Marta Poretti prima all’ Ultratrail 100 Miles of Istria
La 37enne lombarda si è aggiudicata la gara più lunga: 168,2km con 6721m di dislivello positivo/salita e 7016m dislivello negativo. Un lungo viaggio, un’infinità di chilometri e di tempo: per lei, prima donna, ben 26ore11’18”, nona assoluta. Il primo uomo, lo statunitense Jay Aldous, ha impiegato 20ore31’39”.
Ultratrail 100 Miles of Istria. Una sola donna al comando, la ‘nostra’ Marta Poretti che si è aggiudicata la gara più lunga: 168,2km con 6721m di dislivello positivo/salita e 7016m dislivello negativo. Un lungo viaggio, un’infinità di chilometri e di tempo: per lei, prima donna, ben 26ore11’18”, nona assoluta. Il primo uomo, lo statunitense Jay Aldous, ha impiegato 20ore31’39”.
“Era la prima esperienza – ha dichiarato la Poretti – su un distanza simile e con questo dislivello. Ero reduce da una buona prestazione alla TransGranCanaria dove avevo ottenuto un buon settimo posto, ma ero incuriosita dall’ambiente e dalla descrizione di una gara molto “selvaggia” – le sue parole dopo l’arrivo – ero preoccupata per i postumi di un virus che mi aveva colpita la settimana scorsa, ma ero convinta, comunque, di poter portare a casa un buon risultato”. Convinzione prima di tutto “Volevo vedere se davvero sarei riuscita a fare la differenza sulla tenuta e ho cercato di partire subito abbastanza sostenuta, cercando di impostare un ritmo che sentivo sarei riuscita a tenere per tutto il tempo. Prima metà di gara molto tecnica e resa ancor più difficile perché fatta di notte. Ho avuto qualche difficoltà su alcune discese molto tecniche, nelle quali non ho voluto rischiare ma che mi hanno rallentata molto tanto da farmi raggiungere dalla seconda, la slovena Marieta Gomilsak che fu seconda lo scorso anno”.
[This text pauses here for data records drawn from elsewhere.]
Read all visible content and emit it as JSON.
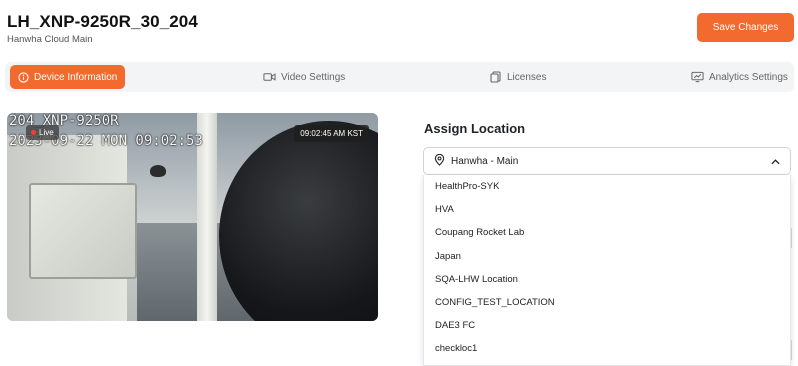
{
  "header": {
    "title": "LH_XNP-9250R_30_204",
    "subtitle": "Hanwha Cloud Main",
    "save_label": "Save Changes"
  },
  "tabs": [
    {
      "label": "Device Information",
      "icon": "info-icon",
      "active": true
    },
    {
      "label": "Video Settings",
      "icon": "video-icon",
      "active": false
    },
    {
      "label": "Licenses",
      "icon": "license-icon",
      "active": false
    },
    {
      "label": "Analytics Settings",
      "icon": "analytics-icon",
      "active": false
    }
  ],
  "video": {
    "osd_line1": "204_XNP-9250R",
    "osd_line2": "2023-09-22 MON 09:02:53",
    "live_label": "Live",
    "timestamp": "09:02:45 AM KST"
  },
  "location": {
    "title": "Assign Location",
    "selected": "Hanwha - Main",
    "options": [
      "HealthPro-SYK",
      "HVA",
      "Coupang Rocket Lab",
      "Japan",
      "SQA-LHW Location",
      "CONFIG_TEST_LOCATION",
      "DAE3 FC",
      "checkloc1"
    ]
  },
  "colors": {
    "accent": "#f26a2e",
    "tab_bar": "#f3f4f6"
  }
}
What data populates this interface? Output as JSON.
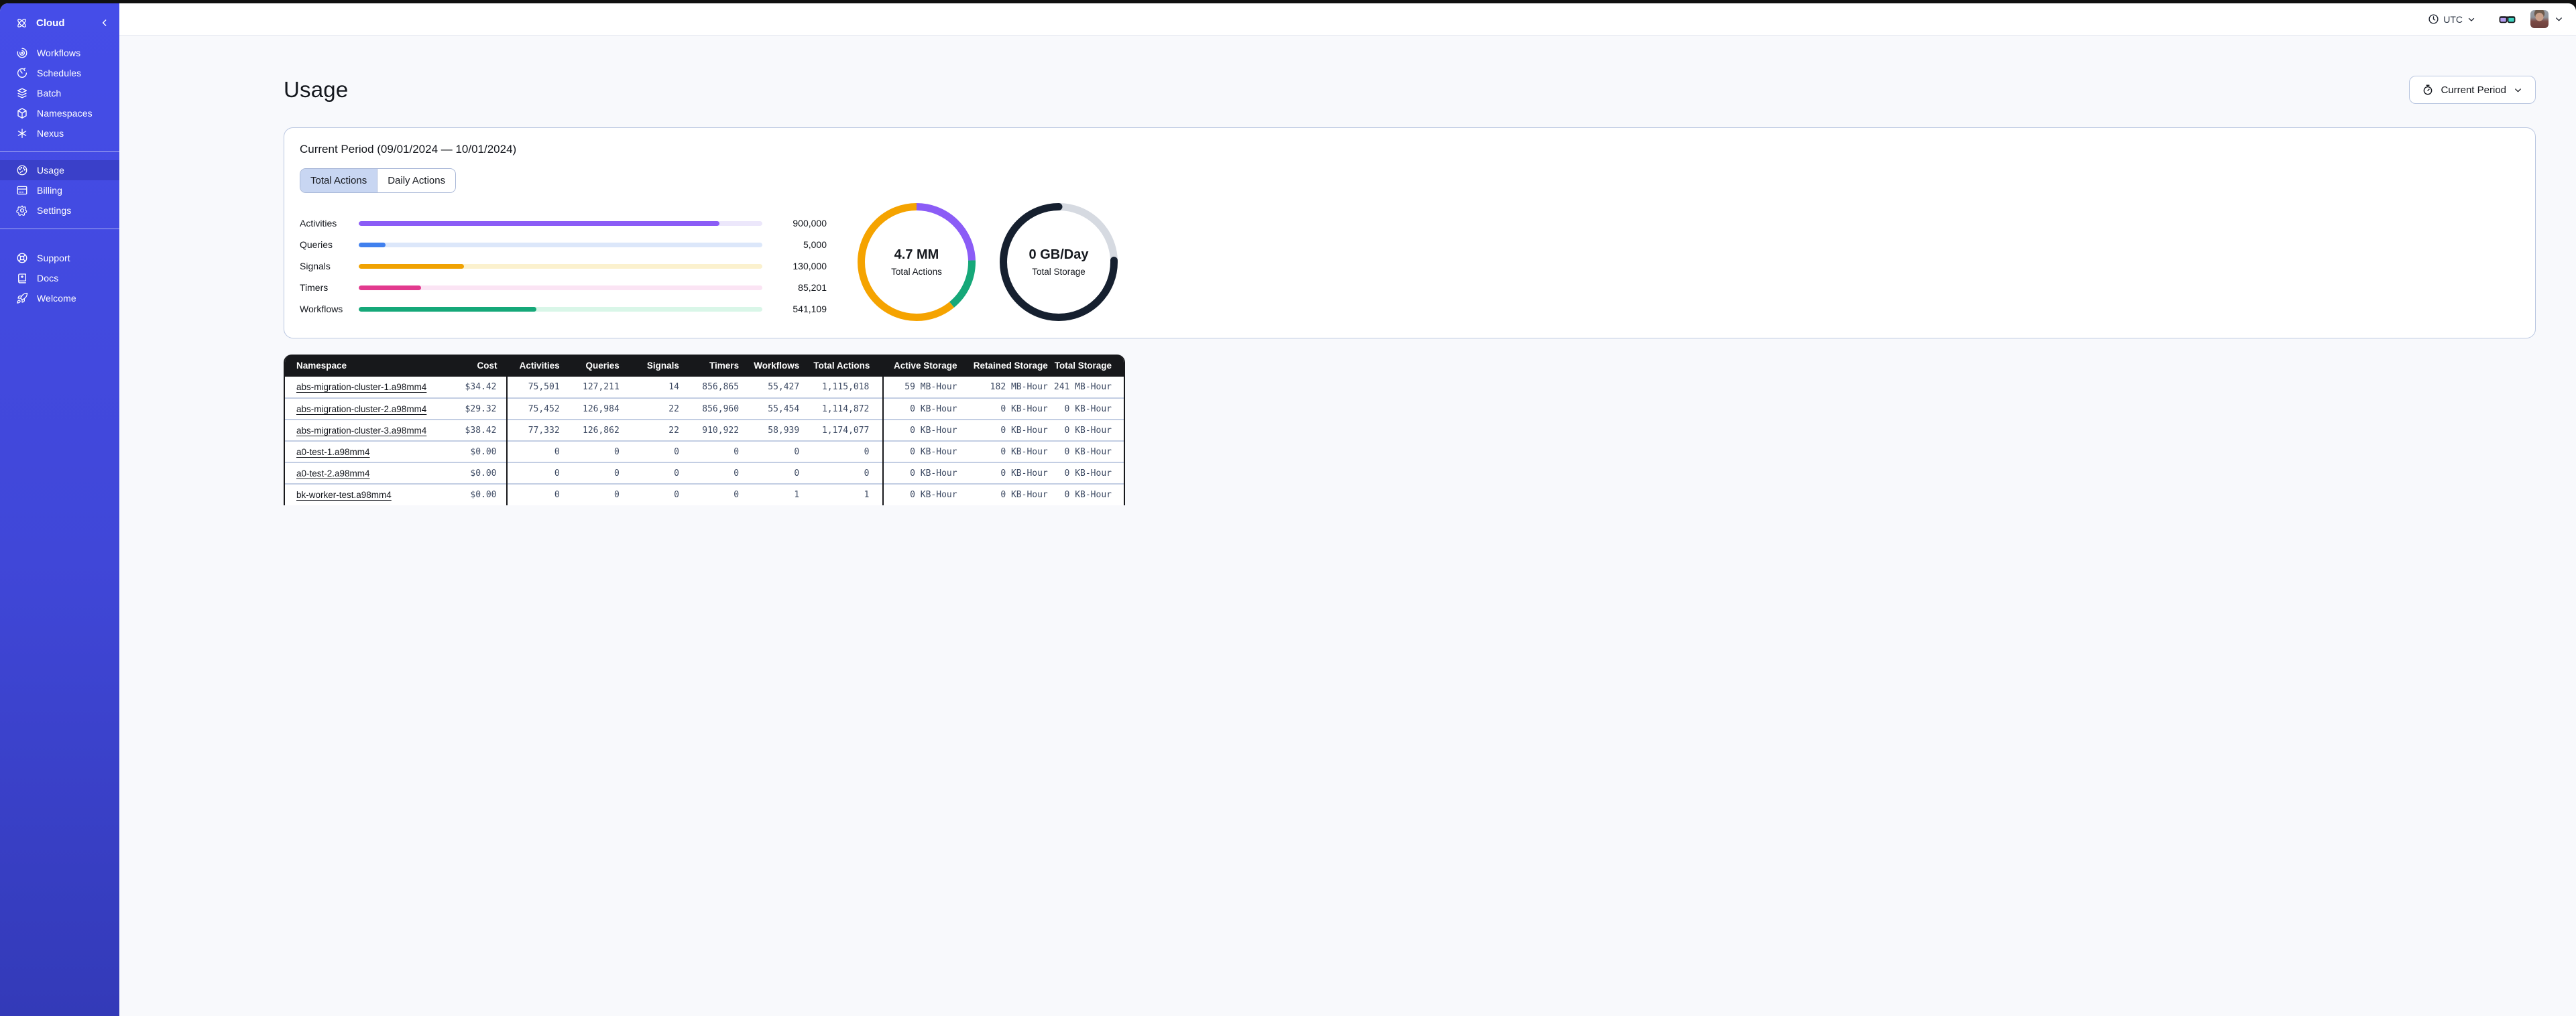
{
  "sidebar": {
    "brand": "Cloud",
    "nav": [
      {
        "label": "Workflows",
        "icon": "workflows-icon"
      },
      {
        "label": "Schedules",
        "icon": "schedules-icon"
      },
      {
        "label": "Batch",
        "icon": "batch-icon"
      },
      {
        "label": "Namespaces",
        "icon": "namespaces-icon"
      },
      {
        "label": "Nexus",
        "icon": "nexus-icon"
      }
    ],
    "account": [
      {
        "label": "Usage",
        "icon": "usage-icon",
        "active": true
      },
      {
        "label": "Billing",
        "icon": "billing-icon",
        "active": false
      },
      {
        "label": "Settings",
        "icon": "settings-icon",
        "active": false
      }
    ],
    "footer": [
      {
        "label": "Support",
        "icon": "support-icon"
      },
      {
        "label": "Docs",
        "icon": "docs-icon"
      },
      {
        "label": "Welcome",
        "icon": "welcome-icon"
      }
    ]
  },
  "topbar": {
    "timezone": "UTC"
  },
  "page": {
    "title": "Usage",
    "period_button": "Current Period"
  },
  "usage_card": {
    "title": "Current Period (09/01/2024 — 10/01/2024)",
    "tabs": [
      {
        "label": "Total Actions",
        "active": true
      },
      {
        "label": "Daily Actions",
        "active": false
      }
    ],
    "chart_data": {
      "type": "bar",
      "bars": [
        {
          "label": "Activities",
          "value": 900000,
          "display": "900,000",
          "fill_pct": 89.3,
          "color": "#8b5cf6",
          "track": "#ece7fb"
        },
        {
          "label": "Queries",
          "value": 5000,
          "display": "5,000",
          "fill_pct": 6.7,
          "color": "#4080ee",
          "track": "#dce7fa"
        },
        {
          "label": "Signals",
          "value": 130000,
          "display": "130,000",
          "fill_pct": 26.1,
          "color": "#f0a202",
          "track": "#fbf1ce"
        },
        {
          "label": "Timers",
          "value": 85201,
          "display": "85,201",
          "fill_pct": 15.5,
          "color": "#e23a8e",
          "track": "#fbe4f4"
        },
        {
          "label": "Workflows",
          "value": 541109,
          "display": "541,109",
          "fill_pct": 44.0,
          "color": "#16a879",
          "track": "#d9f6e8"
        }
      ],
      "donuts": [
        {
          "value": "4.7 MM",
          "label": "Total Actions",
          "segments": [
            {
              "color": "#8b5cf6",
              "start": 0.0,
              "frac": 0.245,
              "cap": "butt"
            },
            {
              "color": "#16a879",
              "start": 0.245,
              "frac": 0.145,
              "cap": "butt"
            },
            {
              "color": "#f5a300",
              "start": 0.39,
              "frac": 0.61,
              "cap": "butt"
            }
          ]
        },
        {
          "value": "0 GB/Day",
          "label": "Total Storage",
          "segments": [
            {
              "color": "#d6dae1",
              "start": 0.0,
              "frac": 1.0,
              "cap": "butt"
            },
            {
              "color": "#16202f",
              "start": 0.245,
              "frac": 0.755,
              "cap": "round"
            }
          ]
        }
      ]
    }
  },
  "table": {
    "columns": [
      "Namespace",
      "Cost",
      "Activities",
      "Queries",
      "Signals",
      "Timers",
      "Workflows",
      "Total Actions",
      "Active Storage",
      "Retained Storage",
      "Total Storage"
    ],
    "rows": [
      {
        "namespace": "abs-migration-cluster-1.a98mm4",
        "cost": "$34.42",
        "activities": "75,501",
        "queries": "127,211",
        "signals": "14",
        "timers": "856,865",
        "workflows": "55,427",
        "total_actions": "1,115,018",
        "active_storage": "59 MB-Hour",
        "retained_storage": "182 MB-Hour",
        "total_storage": "241 MB-Hour"
      },
      {
        "namespace": "abs-migration-cluster-2.a98mm4",
        "cost": "$29.32",
        "activities": "75,452",
        "queries": "126,984",
        "signals": "22",
        "timers": "856,960",
        "workflows": "55,454",
        "total_actions": "1,114,872",
        "active_storage": "0 KB-Hour",
        "retained_storage": "0 KB-Hour",
        "total_storage": "0 KB-Hour"
      },
      {
        "namespace": "abs-migration-cluster-3.a98mm4",
        "cost": "$38.42",
        "activities": "77,332",
        "queries": "126,862",
        "signals": "22",
        "timers": "910,922",
        "workflows": "58,939",
        "total_actions": "1,174,077",
        "active_storage": "0 KB-Hour",
        "retained_storage": "0 KB-Hour",
        "total_storage": "0 KB-Hour"
      },
      {
        "namespace": "a0-test-1.a98mm4",
        "cost": "$0.00",
        "activities": "0",
        "queries": "0",
        "signals": "0",
        "timers": "0",
        "workflows": "0",
        "total_actions": "0",
        "active_storage": "0 KB-Hour",
        "retained_storage": "0 KB-Hour",
        "total_storage": "0 KB-Hour"
      },
      {
        "namespace": "a0-test-2.a98mm4",
        "cost": "$0.00",
        "activities": "0",
        "queries": "0",
        "signals": "0",
        "timers": "0",
        "workflows": "0",
        "total_actions": "0",
        "active_storage": "0 KB-Hour",
        "retained_storage": "0 KB-Hour",
        "total_storage": "0 KB-Hour"
      },
      {
        "namespace": "bk-worker-test.a98mm4",
        "cost": "$0.00",
        "activities": "0",
        "queries": "0",
        "signals": "0",
        "timers": "0",
        "workflows": "1",
        "total_actions": "1",
        "active_storage": "0 KB-Hour",
        "retained_storage": "0 KB-Hour",
        "total_storage": "0 KB-Hour"
      }
    ]
  }
}
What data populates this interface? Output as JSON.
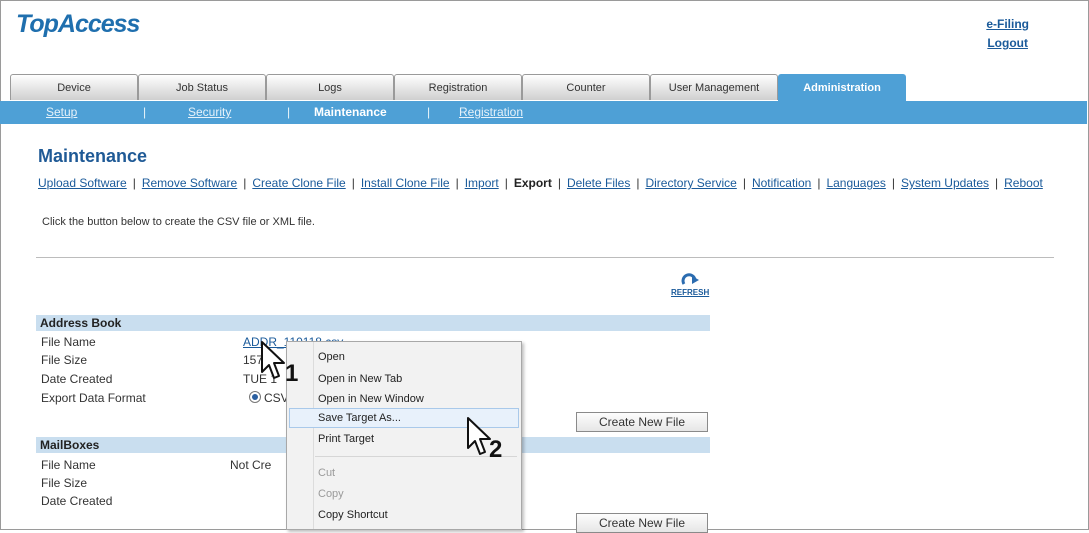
{
  "header": {
    "logo": "TopAccess",
    "links": [
      "e-Filing",
      "Logout"
    ]
  },
  "tabs": [
    "Device",
    "Job Status",
    "Logs",
    "Registration",
    "Counter",
    "User Management",
    "Administration"
  ],
  "active_tab": "Administration",
  "subnav": {
    "items": [
      "Setup",
      "Security",
      "Maintenance",
      "Registration"
    ],
    "active": "Maintenance",
    "separator": "|"
  },
  "page": {
    "title": "Maintenance",
    "submenu": [
      "Upload Software",
      "Remove Software",
      "Create Clone File",
      "Install Clone File",
      "Import",
      "Export",
      "Delete Files",
      "Directory Service",
      "Notification",
      "Languages",
      "System Updates",
      "Reboot"
    ],
    "submenu_active": "Export",
    "description": "Click the button below to create the CSV file or XML file.",
    "refresh_label": "REFRESH"
  },
  "address_book": {
    "heading": "Address Book",
    "labels": [
      "File Name",
      "File Size",
      "Date Created",
      "Export Data Format"
    ],
    "file_name": "ADDR_110118.csv",
    "file_size": "157",
    "date_created": "TUE 1",
    "format_selected": "CSV",
    "button": "Create New File"
  },
  "mailboxes": {
    "heading": "MailBoxes",
    "labels": [
      "File Name",
      "File Size",
      "Date Created"
    ],
    "file_name": "Not Cre",
    "button": "Create New File"
  },
  "context_menu": {
    "items": [
      "Open",
      "Open in New Tab",
      "Open in New Window",
      "Save Target As...",
      "Print Target",
      "Cut",
      "Copy",
      "Copy Shortcut"
    ],
    "highlighted": "Save Target As...",
    "disabled": [
      "Cut",
      "Copy"
    ]
  },
  "steps": [
    "1",
    "2"
  ],
  "colors": {
    "tab_active": "#4ea0d6",
    "subbar": "#4ea0d6",
    "section_header": "#c9deef",
    "link": "#1a5a9a",
    "title": "#1f5a96"
  }
}
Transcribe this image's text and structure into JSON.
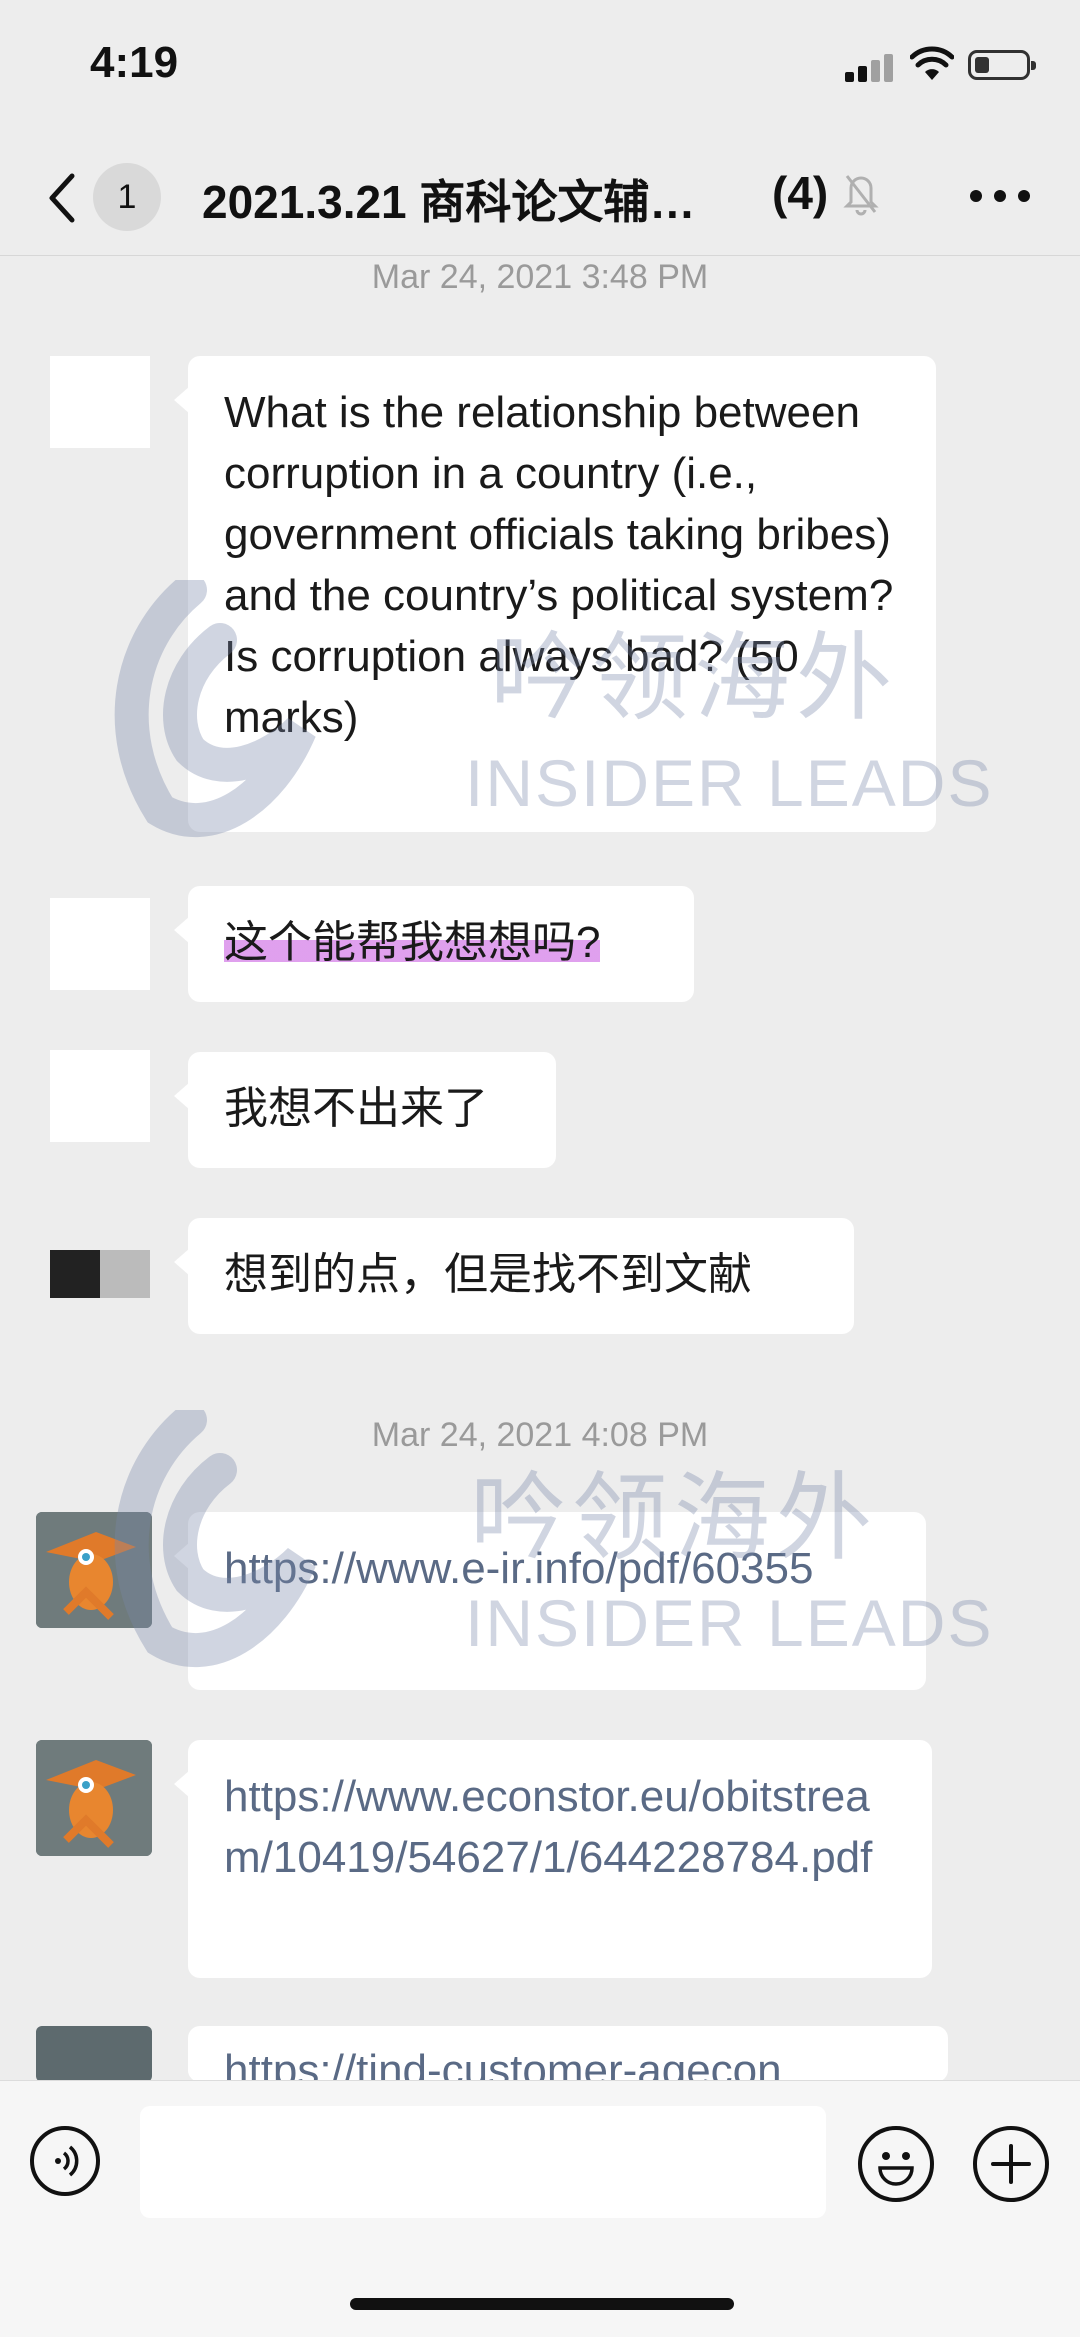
{
  "status_bar": {
    "time": "4:19"
  },
  "header": {
    "unread_count": "1",
    "title": "2021.3.21 商科论文辅…",
    "member_count": "(4)"
  },
  "messages": [
    {
      "timestamp": "Mar 24, 2021 3:48 PM"
    },
    {
      "text": "What is the relationship between corruption in a country (i.e., government officials taking bribes) and the country’s political system? Is corruption always bad? (50 marks)"
    },
    {
      "text": "这个能帮我想想吗?"
    },
    {
      "text": "我想不出来了"
    },
    {
      "text": "想到的点，但是找不到文献"
    },
    {
      "timestamp": "Mar 24, 2021 4:08 PM"
    },
    {
      "text": "https://www.e-ir.info/pdf/60355"
    },
    {
      "text": "https://www.econstor.eu/obitstream/10419/54627/1/644228784.pdf"
    },
    {
      "text": "https://tind-customer-agecon"
    }
  ],
  "watermark": {
    "cn": "吟领海外",
    "en": "INSIDER LEADS"
  },
  "colors": {
    "background": "#ededed",
    "bubble": "#ffffff",
    "link": "#5a6a85",
    "highlight": "#d278e6"
  }
}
Dove hai fatto la differenza? “Ai ristori ho cercato di fermarmi il meno possibile, panino con prosciutto o tacchino, magari portato via e mangiato strada facendo. Mentre la seconda metà gara, molto più corribile, mi ha permesso di staccare la slovena che ha perso terreno. Ai tecnici single track, con passaggi a volte insidiosi ma sempre ben segnalati, si sono sostituiti lunghi stradoni molto più corribili. In questi ho spinto il più possibile, cosciente del fatto che la prima metà gara era stata molto pesante per cui riuscire a spingere nella seconda non sarebbe stato facile e avrebbe quindi fatto la differenza. Il vero problema? Gli ultimi 13 km, un piattone infinito fino all’arrivo. Ecco si…credo questa sia stata la parte più dura!”